Entre l’été et l’automne 1971, une large partie des morceaux naît dans ce capharnaüm nocturne, avec un line-up changeant d’un soir à l’autre. Nicky Hopkins, Billy Preston, Ian Steewart, Jimmy Miller et d’autres satellites graviteront autour de cette planète Stones en surchauffe.

Nellcôte : le roman noir du rock’n’roll

Vue de l’extérieur, Nellcôte est un paradis méditerranéen, baigné de soleil et entouré de palmiers. Mais dans les sous-sols, c’est une fournaise humide où les amplis grésillent, où l’électricité saute sans prévenir et où les guitares se désaccordent comme si elles souffraient de fièvre tropicale. De ce désordre permanent va naître le son d’Exile : un groove trouble, un brouillard sonore, une chaleur moite qui s’imprime sur la bande comme une sueur acide, comme si un vaudou de la Nouvelle Orleans s'était invité à la fête.

Keith, à l’époque enfoncé jusqu’au cou dans l’héroïne, vit à contre-jour. Il se lève au crépuscule, ce qui oblige les sessions à se dérouler à la nuit tombée (quand le reste du groupe parvient à le rejoindre, ce qui n’est pas toujours gagné).
La villa devient rapidement une ruche décadente où défilent amis, parasites, musiciens, dealers, enfants des uns et des autres, trafiquants de passage et exilés fiscaux. Une communauté sauvage, oscillant entre utopie hippie et roman noir. Les dîners s’éternisent, les bouteilles s’empilent, et la musique ne s’arrête jamais. Les voisins, eux, sont au bord de l’implosion.

Les tensions entre Mick Jagger et Keith Richards s’intensifient. Jagger, fraîchement marié et bien plus posé, traîne davantage entre Monaco et la jet set que dans les caves suffocantes de la villa.
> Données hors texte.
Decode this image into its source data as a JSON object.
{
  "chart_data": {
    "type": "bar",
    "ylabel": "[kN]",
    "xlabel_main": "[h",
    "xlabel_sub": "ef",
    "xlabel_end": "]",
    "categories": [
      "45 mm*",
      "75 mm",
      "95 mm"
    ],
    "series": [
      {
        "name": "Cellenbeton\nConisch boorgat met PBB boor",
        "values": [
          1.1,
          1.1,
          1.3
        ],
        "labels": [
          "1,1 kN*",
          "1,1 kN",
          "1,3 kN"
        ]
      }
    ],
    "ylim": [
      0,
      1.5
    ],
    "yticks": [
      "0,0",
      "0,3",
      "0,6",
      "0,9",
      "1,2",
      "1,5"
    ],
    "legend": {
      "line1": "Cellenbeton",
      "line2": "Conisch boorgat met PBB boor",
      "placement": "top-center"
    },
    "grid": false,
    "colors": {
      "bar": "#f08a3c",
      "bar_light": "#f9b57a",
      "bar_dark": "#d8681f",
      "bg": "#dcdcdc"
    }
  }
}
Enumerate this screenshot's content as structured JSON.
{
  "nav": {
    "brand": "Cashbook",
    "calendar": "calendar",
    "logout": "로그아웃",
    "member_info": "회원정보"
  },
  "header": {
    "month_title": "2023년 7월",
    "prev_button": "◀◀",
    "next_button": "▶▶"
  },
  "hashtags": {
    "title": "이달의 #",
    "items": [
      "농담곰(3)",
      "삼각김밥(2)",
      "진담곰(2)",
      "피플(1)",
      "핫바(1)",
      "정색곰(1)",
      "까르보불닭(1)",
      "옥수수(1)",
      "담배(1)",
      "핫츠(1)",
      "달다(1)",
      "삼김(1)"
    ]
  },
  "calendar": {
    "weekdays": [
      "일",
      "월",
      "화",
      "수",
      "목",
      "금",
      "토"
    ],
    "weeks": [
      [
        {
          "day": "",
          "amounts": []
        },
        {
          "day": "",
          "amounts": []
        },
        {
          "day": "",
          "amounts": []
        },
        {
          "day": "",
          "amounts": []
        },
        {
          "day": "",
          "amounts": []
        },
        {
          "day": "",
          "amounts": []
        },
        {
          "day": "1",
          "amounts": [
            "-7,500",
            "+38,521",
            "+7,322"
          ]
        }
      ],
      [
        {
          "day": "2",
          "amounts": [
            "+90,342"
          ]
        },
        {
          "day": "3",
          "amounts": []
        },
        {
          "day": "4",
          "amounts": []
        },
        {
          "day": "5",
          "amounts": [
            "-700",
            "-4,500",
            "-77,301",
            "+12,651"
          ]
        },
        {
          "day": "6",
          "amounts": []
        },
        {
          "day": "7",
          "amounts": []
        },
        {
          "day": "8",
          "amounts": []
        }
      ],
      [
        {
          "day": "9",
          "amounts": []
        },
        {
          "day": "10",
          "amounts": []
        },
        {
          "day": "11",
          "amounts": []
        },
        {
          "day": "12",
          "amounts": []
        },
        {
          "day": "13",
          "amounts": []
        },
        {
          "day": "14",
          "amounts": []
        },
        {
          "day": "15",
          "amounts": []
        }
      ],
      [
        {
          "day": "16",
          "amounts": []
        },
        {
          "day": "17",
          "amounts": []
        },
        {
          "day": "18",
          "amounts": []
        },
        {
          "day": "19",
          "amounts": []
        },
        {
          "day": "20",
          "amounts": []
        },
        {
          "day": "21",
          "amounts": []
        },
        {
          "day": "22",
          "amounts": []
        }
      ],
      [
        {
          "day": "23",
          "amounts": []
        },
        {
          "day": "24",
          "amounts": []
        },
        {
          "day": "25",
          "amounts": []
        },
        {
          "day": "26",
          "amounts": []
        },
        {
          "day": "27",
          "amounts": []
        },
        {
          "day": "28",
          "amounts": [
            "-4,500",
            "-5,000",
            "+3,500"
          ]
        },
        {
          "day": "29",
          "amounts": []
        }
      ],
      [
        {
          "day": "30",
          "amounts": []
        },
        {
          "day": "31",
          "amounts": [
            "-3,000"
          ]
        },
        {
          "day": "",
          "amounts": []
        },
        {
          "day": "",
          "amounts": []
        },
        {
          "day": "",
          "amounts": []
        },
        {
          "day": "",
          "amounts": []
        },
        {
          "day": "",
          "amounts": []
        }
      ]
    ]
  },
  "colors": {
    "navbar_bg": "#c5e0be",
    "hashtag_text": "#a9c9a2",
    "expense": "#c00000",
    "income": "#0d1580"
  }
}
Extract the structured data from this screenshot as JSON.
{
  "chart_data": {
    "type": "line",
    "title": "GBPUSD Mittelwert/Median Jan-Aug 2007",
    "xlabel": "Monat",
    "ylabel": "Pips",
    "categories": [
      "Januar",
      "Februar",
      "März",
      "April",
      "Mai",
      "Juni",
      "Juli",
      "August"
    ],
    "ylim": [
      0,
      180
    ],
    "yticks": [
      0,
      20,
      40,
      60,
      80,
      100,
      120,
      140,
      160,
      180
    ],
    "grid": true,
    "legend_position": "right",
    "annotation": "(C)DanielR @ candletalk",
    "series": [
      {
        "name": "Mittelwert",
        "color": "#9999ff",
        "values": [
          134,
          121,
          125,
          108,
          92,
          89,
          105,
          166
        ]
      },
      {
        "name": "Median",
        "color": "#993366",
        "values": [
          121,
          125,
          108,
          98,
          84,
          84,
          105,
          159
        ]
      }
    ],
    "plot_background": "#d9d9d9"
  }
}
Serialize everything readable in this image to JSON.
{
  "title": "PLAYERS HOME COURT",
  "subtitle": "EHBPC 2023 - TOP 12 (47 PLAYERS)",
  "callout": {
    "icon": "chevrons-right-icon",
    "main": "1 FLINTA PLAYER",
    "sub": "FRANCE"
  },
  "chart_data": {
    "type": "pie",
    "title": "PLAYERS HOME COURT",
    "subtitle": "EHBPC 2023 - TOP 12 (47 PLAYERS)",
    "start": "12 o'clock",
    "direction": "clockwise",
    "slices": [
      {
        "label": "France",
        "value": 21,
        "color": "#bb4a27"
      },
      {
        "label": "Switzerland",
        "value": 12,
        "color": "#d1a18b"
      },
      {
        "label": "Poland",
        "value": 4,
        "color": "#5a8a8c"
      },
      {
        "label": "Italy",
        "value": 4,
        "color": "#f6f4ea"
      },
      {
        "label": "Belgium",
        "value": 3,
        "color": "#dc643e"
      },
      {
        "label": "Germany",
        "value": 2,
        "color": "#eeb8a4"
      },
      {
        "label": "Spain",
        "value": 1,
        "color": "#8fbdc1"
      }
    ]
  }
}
Il veut avancer, mixer, structurer. Keith, lui, est inspiré, libre, incontrôlable, et profondément attaché à Nellcôte.

À l’automne, tout s’écroule : perquisitions, vols d’argent et d’instruments, bandes disparues, paranoïa généralisée. Les Stones décampent pour Los Angeles, où ils achèveront le mixage aux Sunset Sound Studios début 1972 (et où Jagger posera enfin la majorité de ses voix).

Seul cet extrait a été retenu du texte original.